L’Entreprise-Dieu ! Le plus vaste, le plus déjanté des marchés mais aussi le plus prometteur, bien plus encore que les boîtes d’ingéniérie génétique dont la côte boursière ne cessait de gonfler. Comme quoi cette ville était en avance...

Je n’étais pas de taille à me mesurer à un tel Goliath. Et TG qui n’était pas à mes côtés.

Il fallait que je refile l’affaire à un autre.

Se pouvait-il qu’un jeune rabbin de Galilée ait inspiré un tel marché ? « Tu ne te fabriqueras pas des idoles ! Tu ne sculpteras pas des images de ton Dieu. »

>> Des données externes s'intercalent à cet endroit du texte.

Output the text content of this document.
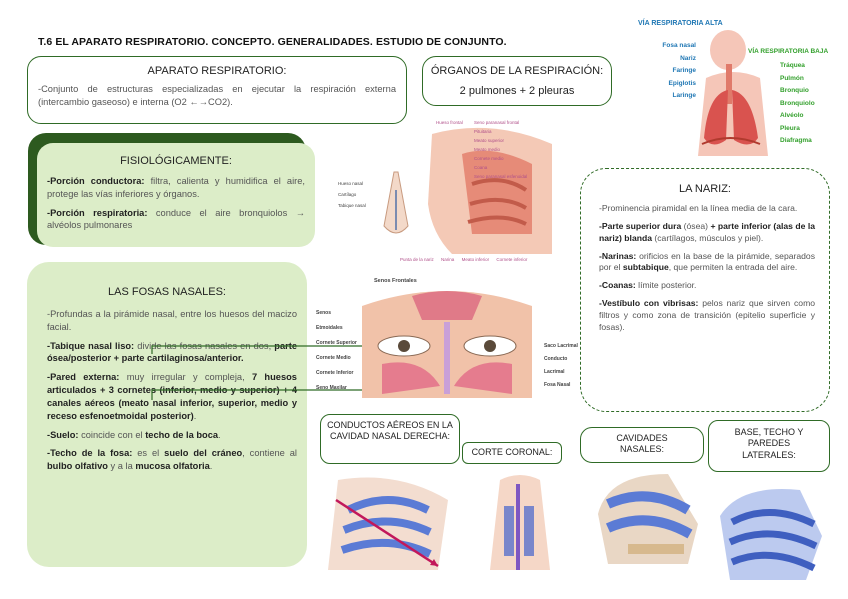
T.6 EL APARATO RESPIRATORIO. CONCEPTO. GENERALIDADES. ESTUDIO DE CONJUNTO.
APARATO RESPIRATORIO:
-Conjunto de estructuras especializadas en ejecutar la respiración externa (intercambio gaseoso) e interna (O2 ←→CO2).
ÓRGANOS DE LA RESPIRACIÓN:
2 pulmones + 2 pleuras
FISIOLÓGICAMENTE:

-Porción conductora: filtra, calienta y humidifica el aire, protege las vías inferiores y órganos.

-Porción respiratoria: conduce el aire bronquiolos → alvéolos pulmonares

LAS FOSAS NASALES:

-Profundas a la pirámide nasal, entre los huesos del macizo facial.

-Tabique nasal liso: divide las fosas nasales en dos, parte ósea/posterior + parte cartilaginosa/anterior.

-Pared externa: muy irregular y compleja, 7 huesos articulados + 3 cornetes (inferior, medio y superior) + 4 canales aéreos (meato nasal inferior, superior, medio y receso esfenoetmoidal posterior).

-Suelo: coincide con el techo de la boca.

-Techo de la fosa: es el suelo del cráneo, contiene al bulbo olfativo y a la mucosa olfatoria.

VÍA RESPIRATORIA ALTA
VÍA RESPIRATORIA BAJA
Fosa nasal
Nariz
Faringe
Epiglotis
Laringe
Tráquea
Pulmón
Bronquio
Bronquiolo
Alvéolo
Pleura
Diafragma
Hueso nasal
Cartílago
Tabique nasal
Hueso frontal Seno paranasal frontal
Pituitaria
Meato superior
Meato medio
Cornete medio
Coana
Seno paranasal esfenoidal
Punta de la nariz Narina Meato inferior Cornete inferior
Senos Frontales
Senos Etmoidales
Cornete Superior
Cornete Medio
Cornete Inferior
Seno Maxilar
Saco Lacrimal
Conducto Lacrimal
Fosa Nasal
LA NARIZ:

-Prominencia piramidal en la línea media de la cara.

-Parte superior dura (ósea) + parte inferior (alas de la nariz) blanda (cartílagos, músculos y piel).

-Narinas: orificios en la base de la pirámide, separados por el subtabique, que permiten la entrada del aire.

-Coanas: límite posterior.

-Vestíbulo con vibrisas: pelos nariz que sirven como filtros y como zona de transición (epitelio superficie y fosas).

CONDUCTOS AÉREOS EN LA CAVIDAD NASAL DERECHA:
CORTE CORONAL:
CAVIDADES NASALES:
BASE, TECHO Y PAREDES LATERALES:
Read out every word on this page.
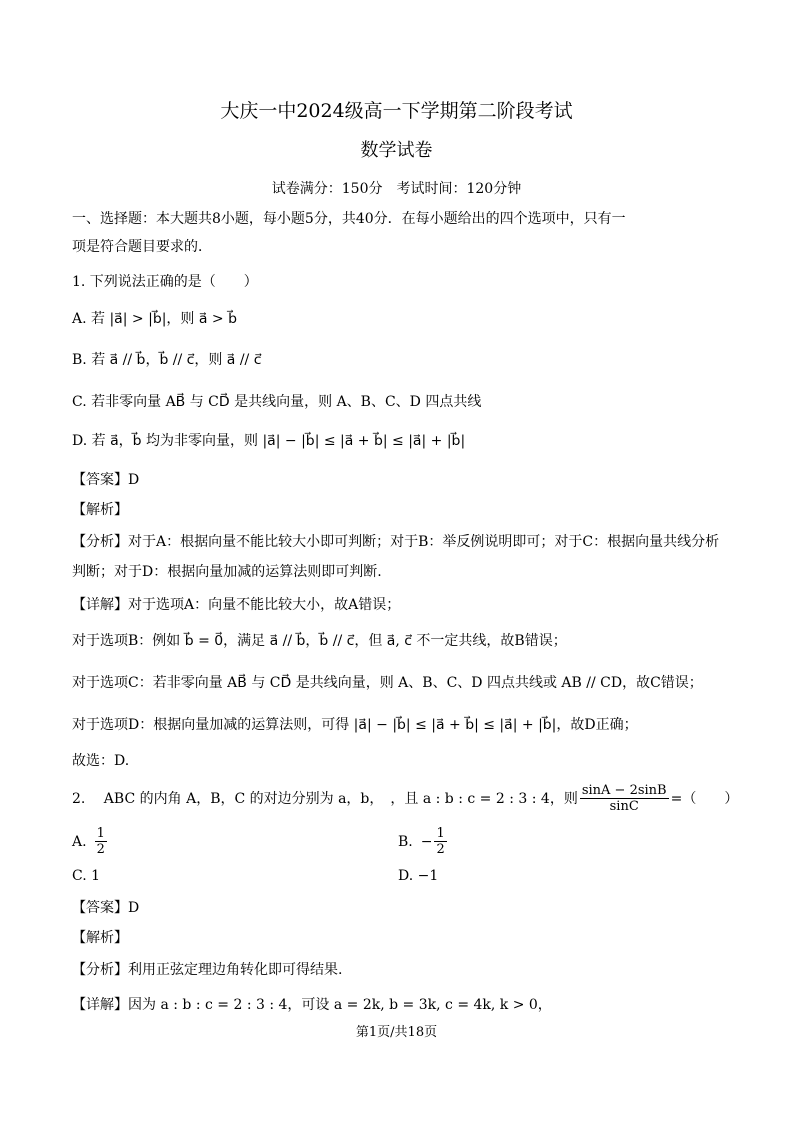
大庆一中2024级高一下学期第二阶段考试
数学试卷
试卷满分：150分　考试时间：120分钟
一、选择题：本大题共8小题，每小题5分，共40分．在每小题给出的四个选项中，只有一
项是符合题目要求的．
1. 下列说法正确的是（　　）
A. 若 |a⃗| > |b⃗|，则 a⃗ > b⃗
B. 若 a⃗ // b⃗，b⃗ // c⃗，则 a⃗ // c⃗
C. 若非零向量 AB⃗ 与 CD⃗ 是共线向量，则 A、B、C、D 四点共线
D. 若 a⃗，b⃗ 均为非零向量，则 |a⃗| − |b⃗| ≤ |a⃗ + b⃗| ≤ |a⃗| + |b⃗|
【答案】D
【解析】
【分析】对于A：根据向量不能比较大小即可判断；对于B：举反例说明即可；对于C：根据向量共线分析
判断；对于D：根据向量加减的运算法则即可判断.
【详解】对于选项A：向量不能比较大小，故A错误；
对于选项B：例如 b⃗ = 0⃗，满足 a⃗ // b⃗，b⃗ // c⃗，但 a⃗, c⃗ 不一定共线，故B错误；
对于选项C：若非零向量 AB⃗ 与 CD⃗ 是共线向量，则 A、B、C、D 四点共线或 AB // CD，故C错误；
对于选项D：根据向量加减的运算法则，可得 |a⃗| − |b⃗| ≤ |a⃗ + b⃗| ≤ |a⃗| + |b⃗|，故D正确；
故选：D.
2. 　ABC 的内角 A，B，C 的对边分别为 a，b，　，且 a : b : c = 2 : 3 : 4，则 $\frac{\sin A - 2\sin B}{\sin C}$ =（　　）
A. $\frac{1}{2}$	B. − $\frac{1}{2}$
C. 1	D. −1
【答案】D
【解析】
【分析】利用正弦定理边角转化即可得结果.
【详解】因为 a : b : c = 2 : 3 : 4，可设 a = 2k, b = 3k, c = 4k, k > 0，
第1页/共18页
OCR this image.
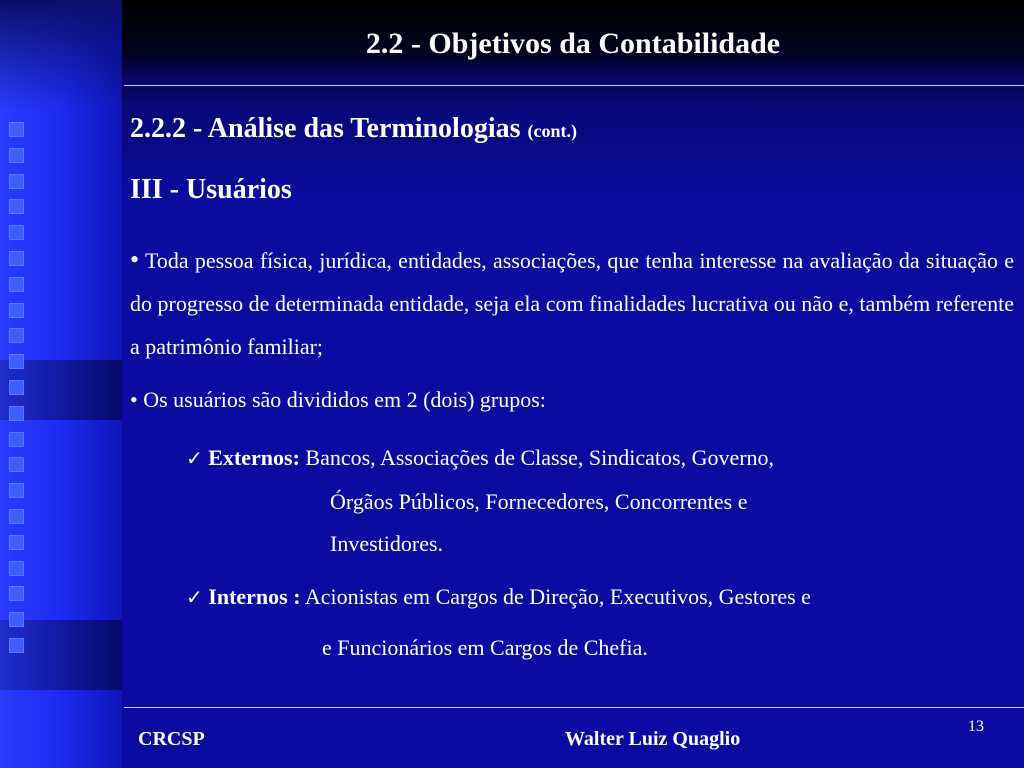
2.2 - Objetivos da Contabilidade
2.2.2 - Análise das Terminologias (cont.)
III - Usuários
• Toda pessoa física, jurídica, entidades, associações, que tenha interesse na avaliação da situação e do progresso de determinada entidade, seja ela com finalidades lucrativa ou não e, também referente a patrimônio familiar;
• Os usuários são divididos em 2 (dois) grupos:
✓ Externos: Bancos, Associações de Classe, Sindicatos, Governo,
Órgãos Públicos, Fornecedores, Concorrentes e
Investidores.
✓ Internos : Acionistas em Cargos de Direção, Executivos, Gestores e
e Funcionários em Cargos de Chefia.
CRCSP	Walter Luiz Quaglio
13
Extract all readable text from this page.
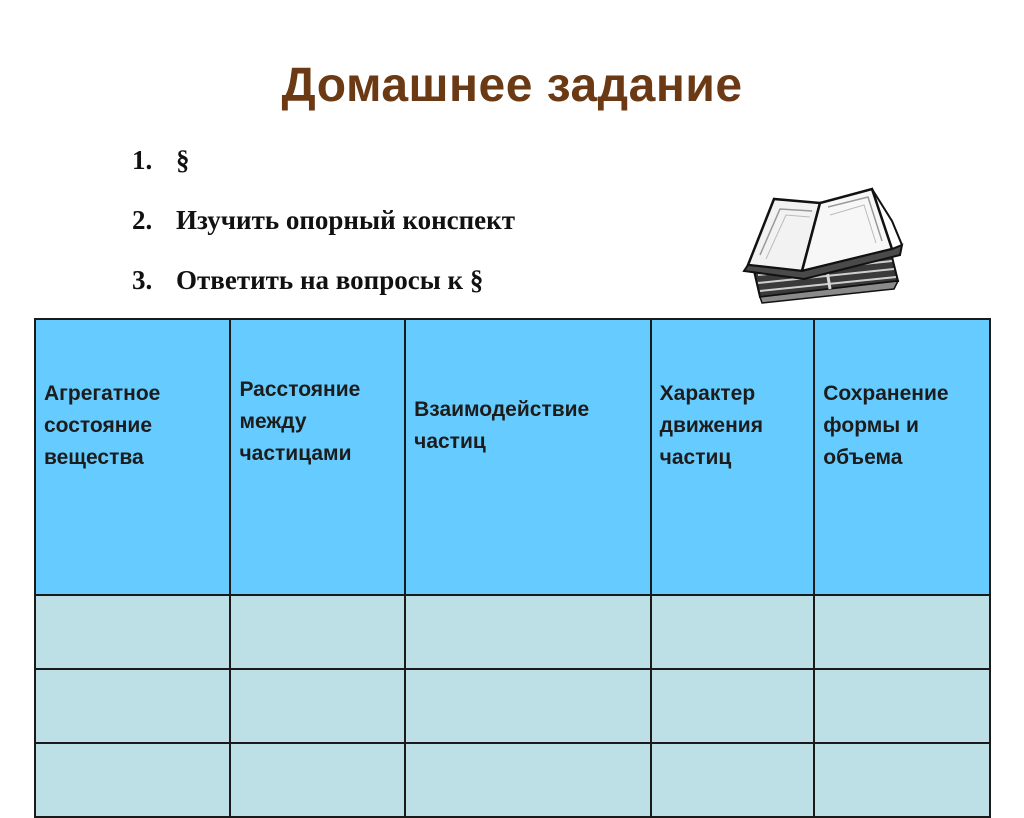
Домашнее задание
1. §
2. Изучить опорный конспект
3. Ответить на вопросы к §
Агрегатное состояние вещества	Расстояние между частицами	Взаимодействие частиц	Характер движения частиц	Сохранение формы и объема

Mais aprés tout, personne n’était maître de sa postérité. Socrate ne pouvait pas être tenu pour responsable du traité des petites vertus de Sponville et Marx pas davantage du disque rayé de Laguillier.

Cette pensée me rassura. Moins que la perspective de la prochaine ère glaciaire dans laquelle nous étions sans nul doute entrés comme l’affirmait mon ami gastrophysicien.

Mais tout de même.

Je remontai vers le boulevard de la grotte, sans me laisser envahir par la peur de ces milliers d’idoles taillées qui m’avaient tout à l’heure piqué comme des nuées de moustiques dans les soirées orageuses. J’étais enfin redevenu l’agent très spécial Isaac Laquedem, traqueur d’entreprises illégales, de start-up clandestines et du business off-shore.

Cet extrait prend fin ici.